1. Distract yourself
There are many ways in which you can distract yourself from wanting attention. There is the conventional way of diving head first into your daily activities which can work for some people. Other people like the distraction of hanging out with friends and watching TV. However, I diverted my attention from boys in a different way. I chose to think positively through a notification stream. Instead of having random conversations, I downloaded apps that allowed me to think positively about myself and the world around me. Apps like daily facts, daily horoscope, and daily quotes allowed me to be notified at random times, thus changing the way I viewed attention. No longer did I need the constant texts since these notifications helped me feel as if I wasn’t alone. For once, I felt like I was in control of who I wanted to be. Perhaps by distracting yourself with apps, you’re interested in it could do the same for you too.
2. Find value in what you do
To some degree, I needed those constant reminders that I was pretty because I had nothing else to cling to. I didn’t have a purpose if you will. Finding value in the activities you like and the work you do is an essential part of loving yourself. Learning how to value your talent and recognize that you are needed not only helps with your self-esteem but can make you learn new things about yourself too.
3. Allow yourself to grow
You may think you’re attention seeking behavior is who you are at your core as I did. But allow yourself to grow as you explore the other sides of yourself that are positive. If you like to make cakes, then experiment with baking and study baking practices. Allow yourself to have new experiences and even make mistakes once and awhile. Just because you like attention doesn’t mean that’s who you are.

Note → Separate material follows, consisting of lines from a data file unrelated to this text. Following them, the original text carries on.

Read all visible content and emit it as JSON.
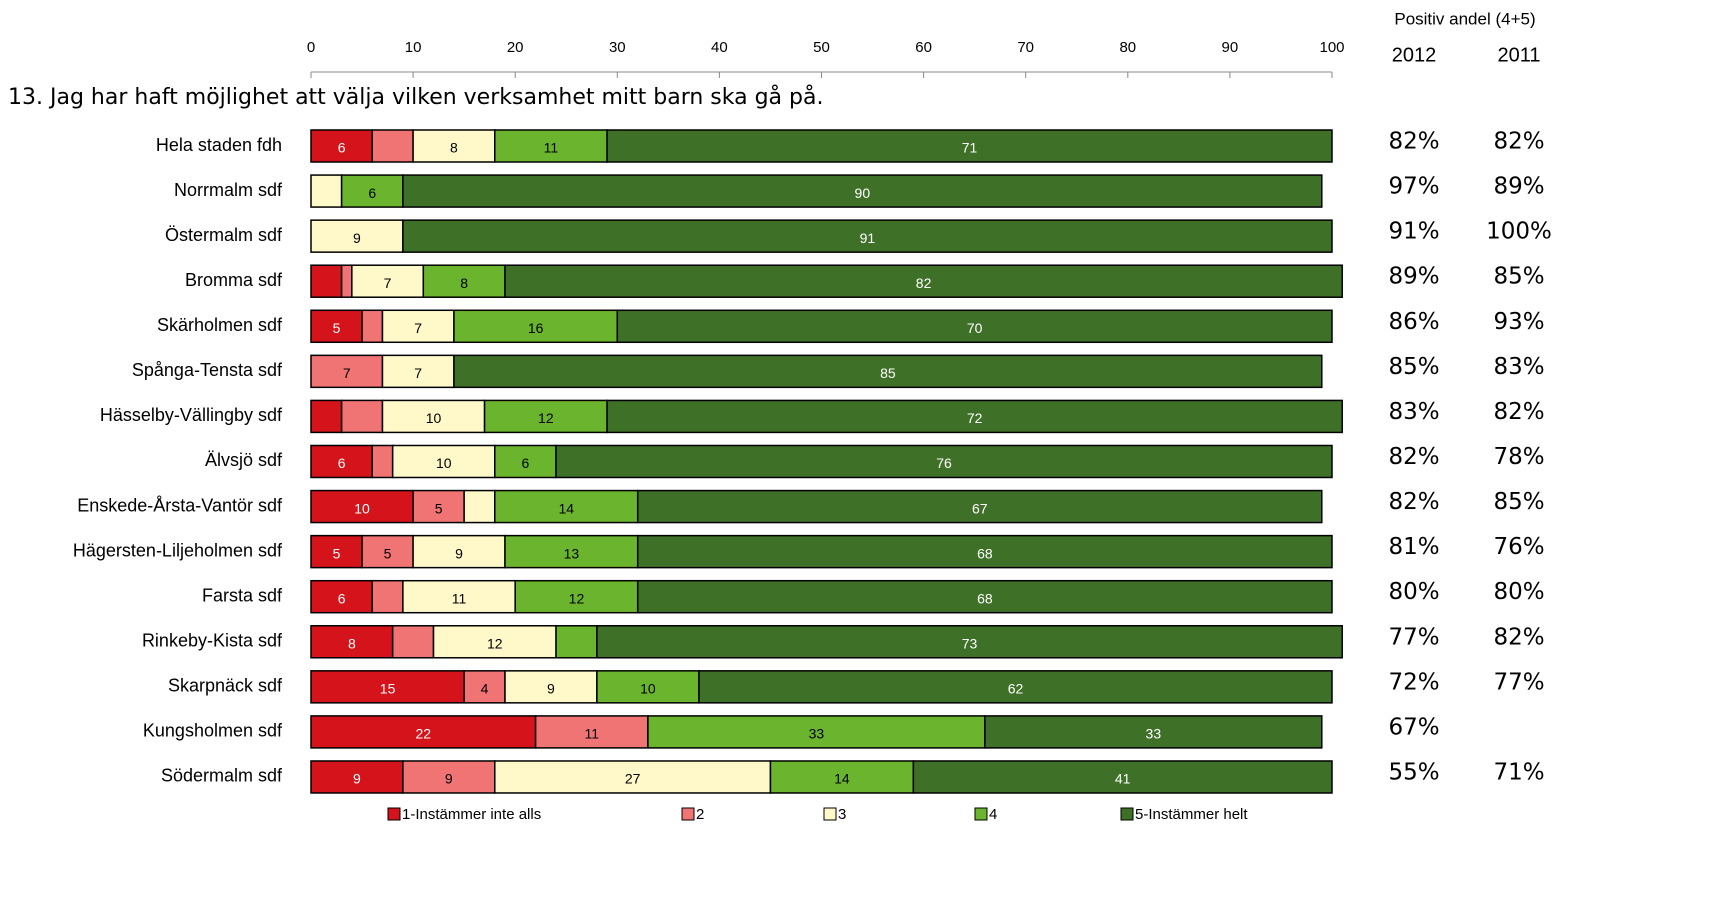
{
  "chart_data": {
    "type": "stacked-bar-horizontal",
    "title": "13. Jag har haft möjlighet att välja vilken verksamhet mitt barn ska gå på.",
    "categories": [
      "Hela staden fdh",
      "Norrmalm sdf",
      "Östermalm sdf",
      "Bromma sdf",
      "Skärholmen sdf",
      "Spånga-Tensta sdf",
      "Hässelby-Vällingby sdf",
      "Älvsjö sdf",
      "Enskede-Årsta-Vantör sdf",
      "Hägersten-Liljeholmen sdf",
      "Farsta sdf",
      "Rinkeby-Kista sdf",
      "Skarpnäck sdf",
      "Kungsholmen sdf",
      "Södermalm sdf"
    ],
    "xlim": [
      0,
      100
    ],
    "xticks": [
      0,
      10,
      20,
      30,
      40,
      50,
      60,
      70,
      80,
      90,
      100
    ],
    "series": [
      {
        "name": "1-Instämmer inte alls",
        "color": "#d4141a",
        "text_color": "#ffffff",
        "values": [
          6,
          0,
          0,
          3,
          5,
          0,
          3,
          6,
          10,
          5,
          6,
          8,
          15,
          22,
          9
        ],
        "value_labels": [
          "6",
          null,
          null,
          null,
          "5",
          null,
          null,
          "6",
          "10",
          "5",
          "6",
          "8",
          "15",
          "22",
          "9"
        ]
      },
      {
        "name": "2",
        "color": "#f07474",
        "text_color": "#000000",
        "values": [
          4,
          0,
          0,
          1,
          2,
          7,
          4,
          2,
          5,
          5,
          3,
          4,
          4,
          11,
          9
        ],
        "value_labels": [
          null,
          null,
          null,
          null,
          null,
          "7",
          null,
          null,
          "5",
          "5",
          null,
          null,
          "4",
          "11",
          "9"
        ]
      },
      {
        "name": "3",
        "color": "#fff8c8",
        "text_color": "#000000",
        "values": [
          8,
          3,
          9,
          7,
          7,
          7,
          10,
          10,
          3,
          9,
          11,
          12,
          9,
          0,
          27
        ],
        "value_labels": [
          "8",
          null,
          "9",
          "7",
          "7",
          "7",
          "10",
          "10",
          null,
          "9",
          "11",
          "12",
          "9",
          null,
          "27"
        ]
      },
      {
        "name": "4",
        "color": "#6ab42e",
        "text_color": "#000000",
        "values": [
          11,
          6,
          0,
          8,
          16,
          0,
          12,
          6,
          14,
          13,
          12,
          4,
          10,
          33,
          14
        ],
        "value_labels": [
          "11",
          "6",
          null,
          "8",
          "16",
          null,
          "12",
          "6",
          "14",
          "13",
          "12",
          null,
          "10",
          "33",
          "14"
        ]
      },
      {
        "name": "5-Instämmer helt",
        "color": "#3f7028",
        "text_color": "#ffffff",
        "values": [
          71,
          90,
          91,
          82,
          70,
          85,
          72,
          76,
          67,
          68,
          68,
          73,
          62,
          33,
          41
        ],
        "value_labels": [
          "71",
          "90",
          "91",
          "82",
          "70",
          "85",
          "72",
          "76",
          "67",
          "68",
          "68",
          "73",
          "62",
          "33",
          "41"
        ]
      }
    ],
    "side_header": "Positiv andel (4+5)",
    "side_columns": [
      {
        "name": "2012",
        "values": [
          82,
          97,
          91,
          89,
          86,
          85,
          83,
          82,
          82,
          81,
          80,
          77,
          72,
          67,
          55
        ],
        "value_labels": [
          "82%",
          "97%",
          "91%",
          "89%",
          "86%",
          "85%",
          "83%",
          "82%",
          "82%",
          "81%",
          "80%",
          "77%",
          "72%",
          "67%",
          "55%"
        ]
      },
      {
        "name": "2011",
        "values": [
          82,
          89,
          100,
          85,
          93,
          83,
          82,
          78,
          85,
          76,
          80,
          82,
          77,
          null,
          71
        ],
        "value_labels": [
          "82%",
          "89%",
          "100%",
          "85%",
          "93%",
          "83%",
          "82%",
          "78%",
          "85%",
          "76%",
          "80%",
          "82%",
          "77%",
          null,
          "71%"
        ]
      }
    ]
  }
}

4. Be honest with yourself
After a year with minimal attention from guys, I sat down and took a hard look at myself. Did I like who I had become? Was I better off without the attention of guys? The answer was yes. It’s important, to be honest with yourself about what is good and bad for your mental health. Just because something feels good doesn’t mean that it’s good for the right reasons. Be honest with yourself for why you like the feeling of attention or why you like to be without it.
5. Love who you are
Even at my highest points, I’ve come to understand that loving myself is a journey. No one can give you the answer or a special code to suddenly spin around and start loving yourself. Instead, sometimes, you need to reflect, forgive, and move forward. Other times you just need to find what you’re looking for whether it be in yourself or in life. Loving yourself takes time. But it’s important to remember to love yourself for the good and the bad: for the mistakes, for the failures, for the triumphs, and the wins. Love yourself for everything you are not just one part of you.
If you’ve experienced or are experiencing any type of attention-seeking behavior, understand that you are NOT alone.